FTA: In our "Mobile Actions" evaluation, fine-tuning transformed the model’s reliability, boosting accuracy from a 58% baseline to 85%. This confirms that for edge agents, a dedicated, trained specialist is an efficient path to production-grade performance.
I would be wary of having a LLM with 85% accuracy call tools on my system. Isn’t that fairly far away from production-grade performance?
I also don’t see that the fact that accuracy can be boosted from 50% to 85% is any indication that it can be boosted further.
Unbelievable shipping velocity from Google in December, and it sounds like they're not done for the week: https://x.com/osanseviero/status/2001723652635541566
Do you think this would be appropriate for a command line tool that hits various apis as the function calls?
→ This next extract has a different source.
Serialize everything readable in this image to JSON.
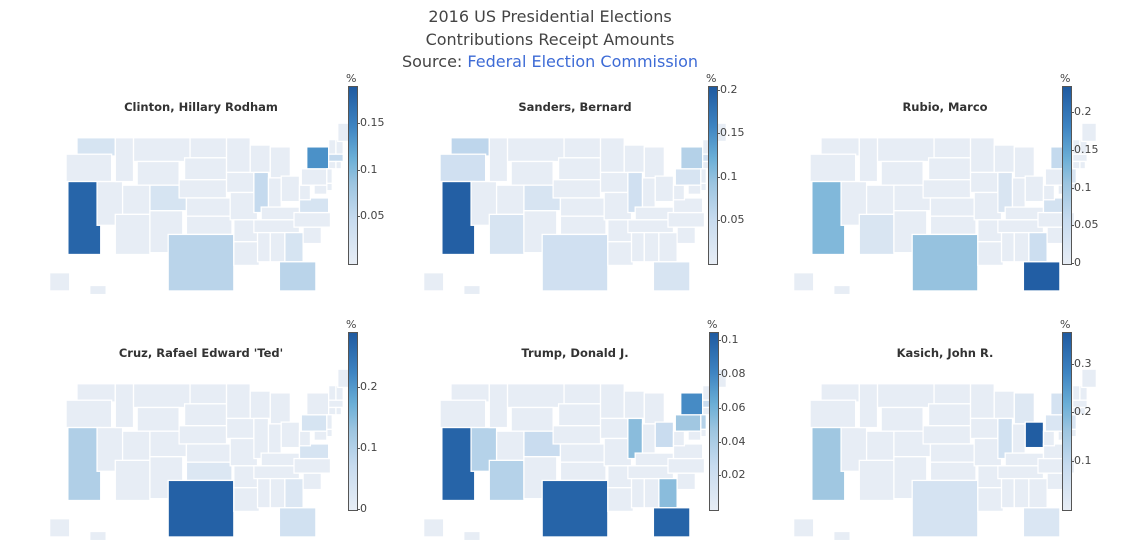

Ex: "what's the weather in SF tomorrow?" Or "daily price change of apple, Tesla stock for past week"? (Let's assume I have documented the apis thoroughly somewhere that the model has access to or fine tuned it on this data)
My brain didn’t realize that the parameters were megabytes and not gigabytes and my reaction went from “meh” to “holy bananas!”
Great work from the Google ML teams, I’ll be trying this model out.
I’ve been wanting to fine tune models for home assistant but unsure how to get some synthetic data, any recommendations?
Ollama link too: https://ollama.com/library/functiongemma
Hot take: Dodgy small/fast/cheap LLM in a While True approx. equals AGI for most real world tasks.
Hi all, I'm a research lead on this model. Same as every model release post, I enjoy working at Google for a multitude of reasons, and opinions here are my own.
Happy to answer whatever technical questions I can!